Chapter 2 Developing a DAG
Causal diagrams represent the data generation process that creates the data that we observe (Huntington-Klein, 2022). We need to think through this process and jot down all of the potential nodes and pathways. Next, we need to simpify the process to see what is relevant
2.1 Relevant Variables in the Data Generation Process
Our focus of the directed acyclic graph (DAG) is to include everything relevant to our research question of interest into the DAG. Huntington-Klein (2022) uses the example of online classes (treatment) and dropping out (outcome).
Our treatment will be Online Class and our outcome will be Dropout
What else should we includee?
- Demographics
- Race
- Sex/Gender
- Age
- Socioeconomic Status
- Available Time
- Work Hours
- Internet Access
- Academics
- Location
- Unobservables
- Preferences
For our direction of our arrows among our covariates, treatment, and outcomes.

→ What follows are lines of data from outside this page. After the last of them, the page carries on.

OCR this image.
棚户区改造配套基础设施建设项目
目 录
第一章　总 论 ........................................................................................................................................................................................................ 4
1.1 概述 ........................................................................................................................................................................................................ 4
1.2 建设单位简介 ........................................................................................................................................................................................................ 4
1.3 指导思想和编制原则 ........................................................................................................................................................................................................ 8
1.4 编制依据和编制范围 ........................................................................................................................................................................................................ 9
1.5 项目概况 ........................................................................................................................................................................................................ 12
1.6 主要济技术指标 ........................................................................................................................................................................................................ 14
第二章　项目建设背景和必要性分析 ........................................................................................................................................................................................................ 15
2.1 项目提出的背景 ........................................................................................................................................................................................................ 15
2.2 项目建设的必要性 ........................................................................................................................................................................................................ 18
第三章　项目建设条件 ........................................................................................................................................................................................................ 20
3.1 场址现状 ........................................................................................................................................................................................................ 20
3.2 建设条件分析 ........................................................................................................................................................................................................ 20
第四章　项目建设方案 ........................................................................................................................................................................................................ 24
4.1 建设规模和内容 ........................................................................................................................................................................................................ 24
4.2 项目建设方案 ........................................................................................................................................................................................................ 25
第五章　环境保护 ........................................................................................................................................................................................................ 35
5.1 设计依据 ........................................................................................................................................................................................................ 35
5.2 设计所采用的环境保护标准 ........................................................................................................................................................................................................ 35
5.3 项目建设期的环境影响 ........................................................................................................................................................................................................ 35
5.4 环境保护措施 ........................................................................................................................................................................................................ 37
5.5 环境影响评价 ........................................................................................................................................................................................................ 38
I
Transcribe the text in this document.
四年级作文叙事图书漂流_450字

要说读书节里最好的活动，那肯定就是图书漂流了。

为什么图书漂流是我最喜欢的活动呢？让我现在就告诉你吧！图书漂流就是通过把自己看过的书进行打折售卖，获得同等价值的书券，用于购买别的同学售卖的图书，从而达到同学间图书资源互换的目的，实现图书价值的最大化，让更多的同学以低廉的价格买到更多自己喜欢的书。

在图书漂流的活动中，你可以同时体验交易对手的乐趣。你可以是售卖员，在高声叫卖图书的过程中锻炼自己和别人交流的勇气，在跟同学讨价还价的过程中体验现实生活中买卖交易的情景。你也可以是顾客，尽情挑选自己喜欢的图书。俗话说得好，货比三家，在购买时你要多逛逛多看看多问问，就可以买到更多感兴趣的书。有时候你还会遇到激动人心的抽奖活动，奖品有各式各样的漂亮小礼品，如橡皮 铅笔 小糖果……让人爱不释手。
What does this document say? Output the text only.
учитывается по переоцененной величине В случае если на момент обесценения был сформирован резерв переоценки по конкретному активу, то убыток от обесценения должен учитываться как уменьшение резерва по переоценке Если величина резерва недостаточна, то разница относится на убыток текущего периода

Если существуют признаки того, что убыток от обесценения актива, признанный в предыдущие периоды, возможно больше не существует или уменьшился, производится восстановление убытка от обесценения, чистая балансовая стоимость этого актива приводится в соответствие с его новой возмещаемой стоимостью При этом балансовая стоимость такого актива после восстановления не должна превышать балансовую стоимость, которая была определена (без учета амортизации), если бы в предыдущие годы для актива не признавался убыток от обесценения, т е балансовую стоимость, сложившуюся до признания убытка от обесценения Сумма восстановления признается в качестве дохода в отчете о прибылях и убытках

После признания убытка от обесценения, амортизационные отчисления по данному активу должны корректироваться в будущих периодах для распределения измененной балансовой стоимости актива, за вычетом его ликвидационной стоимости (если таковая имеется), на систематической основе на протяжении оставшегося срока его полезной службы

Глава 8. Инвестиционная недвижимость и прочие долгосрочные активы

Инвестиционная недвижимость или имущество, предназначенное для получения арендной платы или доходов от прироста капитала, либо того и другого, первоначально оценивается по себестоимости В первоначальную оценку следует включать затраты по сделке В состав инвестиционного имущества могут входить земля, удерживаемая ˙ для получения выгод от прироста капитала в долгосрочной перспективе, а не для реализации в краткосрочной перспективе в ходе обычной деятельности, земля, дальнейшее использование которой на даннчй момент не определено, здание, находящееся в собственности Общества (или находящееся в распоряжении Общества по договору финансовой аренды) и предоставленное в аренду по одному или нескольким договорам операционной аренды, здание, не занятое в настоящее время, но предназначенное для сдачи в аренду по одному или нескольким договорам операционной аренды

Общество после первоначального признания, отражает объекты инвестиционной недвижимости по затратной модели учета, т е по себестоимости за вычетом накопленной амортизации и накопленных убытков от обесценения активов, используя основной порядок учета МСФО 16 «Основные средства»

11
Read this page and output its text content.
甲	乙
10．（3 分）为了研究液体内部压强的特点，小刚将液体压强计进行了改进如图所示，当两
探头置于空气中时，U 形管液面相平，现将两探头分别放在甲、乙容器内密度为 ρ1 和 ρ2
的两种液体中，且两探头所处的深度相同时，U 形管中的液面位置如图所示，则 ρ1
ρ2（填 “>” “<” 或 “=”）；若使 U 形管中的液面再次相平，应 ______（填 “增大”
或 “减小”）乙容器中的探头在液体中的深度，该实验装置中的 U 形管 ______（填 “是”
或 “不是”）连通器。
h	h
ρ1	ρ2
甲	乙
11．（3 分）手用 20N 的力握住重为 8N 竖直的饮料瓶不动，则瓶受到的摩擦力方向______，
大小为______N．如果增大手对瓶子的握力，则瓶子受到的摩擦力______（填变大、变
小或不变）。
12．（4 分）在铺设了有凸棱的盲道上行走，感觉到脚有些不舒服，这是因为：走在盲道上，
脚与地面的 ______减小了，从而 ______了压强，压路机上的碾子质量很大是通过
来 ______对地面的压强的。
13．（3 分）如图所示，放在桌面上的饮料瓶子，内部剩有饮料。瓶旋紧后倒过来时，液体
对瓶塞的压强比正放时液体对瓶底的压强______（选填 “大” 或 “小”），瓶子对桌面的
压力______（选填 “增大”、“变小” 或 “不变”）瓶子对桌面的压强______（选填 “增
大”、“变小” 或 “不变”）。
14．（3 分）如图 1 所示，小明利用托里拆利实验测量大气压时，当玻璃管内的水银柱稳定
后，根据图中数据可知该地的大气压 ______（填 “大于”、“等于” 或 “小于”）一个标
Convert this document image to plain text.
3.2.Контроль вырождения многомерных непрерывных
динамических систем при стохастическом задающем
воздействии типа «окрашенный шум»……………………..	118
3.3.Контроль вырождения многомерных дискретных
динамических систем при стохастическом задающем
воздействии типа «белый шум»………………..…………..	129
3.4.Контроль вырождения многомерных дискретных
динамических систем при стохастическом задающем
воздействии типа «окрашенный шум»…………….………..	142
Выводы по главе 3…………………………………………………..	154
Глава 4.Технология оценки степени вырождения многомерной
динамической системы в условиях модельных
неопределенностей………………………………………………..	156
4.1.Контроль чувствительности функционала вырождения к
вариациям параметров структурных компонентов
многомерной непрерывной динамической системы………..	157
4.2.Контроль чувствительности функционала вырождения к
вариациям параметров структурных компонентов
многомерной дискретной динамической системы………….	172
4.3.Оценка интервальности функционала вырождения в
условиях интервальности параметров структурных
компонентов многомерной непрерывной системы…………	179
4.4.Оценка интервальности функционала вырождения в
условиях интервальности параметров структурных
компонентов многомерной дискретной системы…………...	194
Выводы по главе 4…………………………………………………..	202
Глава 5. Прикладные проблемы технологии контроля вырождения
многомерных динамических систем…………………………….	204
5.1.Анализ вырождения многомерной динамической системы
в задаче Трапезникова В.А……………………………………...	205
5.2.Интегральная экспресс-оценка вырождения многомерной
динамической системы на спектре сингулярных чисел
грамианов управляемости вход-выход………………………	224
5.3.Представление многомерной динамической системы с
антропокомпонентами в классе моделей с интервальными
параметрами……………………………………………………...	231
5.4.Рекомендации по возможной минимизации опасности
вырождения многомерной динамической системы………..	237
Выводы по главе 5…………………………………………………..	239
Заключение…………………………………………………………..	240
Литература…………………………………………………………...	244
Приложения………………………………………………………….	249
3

- Online Classes cause Drop Outs
- Prefernces cause Online Classes
- Race causes Preferences, DropOut, Available Time, Work Hours, and Unobservable causes Race to be related Academics and SES
- Sex causes Preferences, DropOut, Available Time, Work Hours, and Unobservable causes Sex to be related to Academics and SES
- Age causes Preferences, DropOut, Available Time, and Work Hours
- SES causes Preferences, DropOut, Internet Access, Available Time, and Work Hours
- Available Time causes Online Classes and DropOut
- Work Hours cause Available Time
- Internet Access cause Online Classes
- Academics cause DropOut, Work Hours, Unobservable cause Academics to be related to Race and Sex 11 Location causes Internet Access, Unobservable causes Location related to SES
So our first DAG is complicated and a bit of the mess. However, we have thought through the data generation process.
2.2 Simplify
The data generation process is complex, and developing a complex DAG will prevent you and the reader from understanding the data generation process. So, we should determine what is helpful and what is unhelpful in the data generation process. Simplification is a balancing process. We want to have a clear and concise DAG, but simultaneously we want a DAG that represents the data generation process (Huntington-Klein, 2022).
- Unimportant
- Redundancy
- Mediators
- Irrelevance
Unimportant: If you include a variable that is likely small or has unimportant effects, then you probably can leave it out of your DAG.
- What about having a quiet cafe nearby? This be enticing for someone wanting to take an online class, but it is likely irrelevant, unimportant, or maybe in Location or Preferences
Redundancy: If there are any variables in your DAG within the same space, such that they have arrows coming in or going out of to or from the same variable, then we can combine (e.g.: race and ethnicity, sex \(\rightarrow\) SES).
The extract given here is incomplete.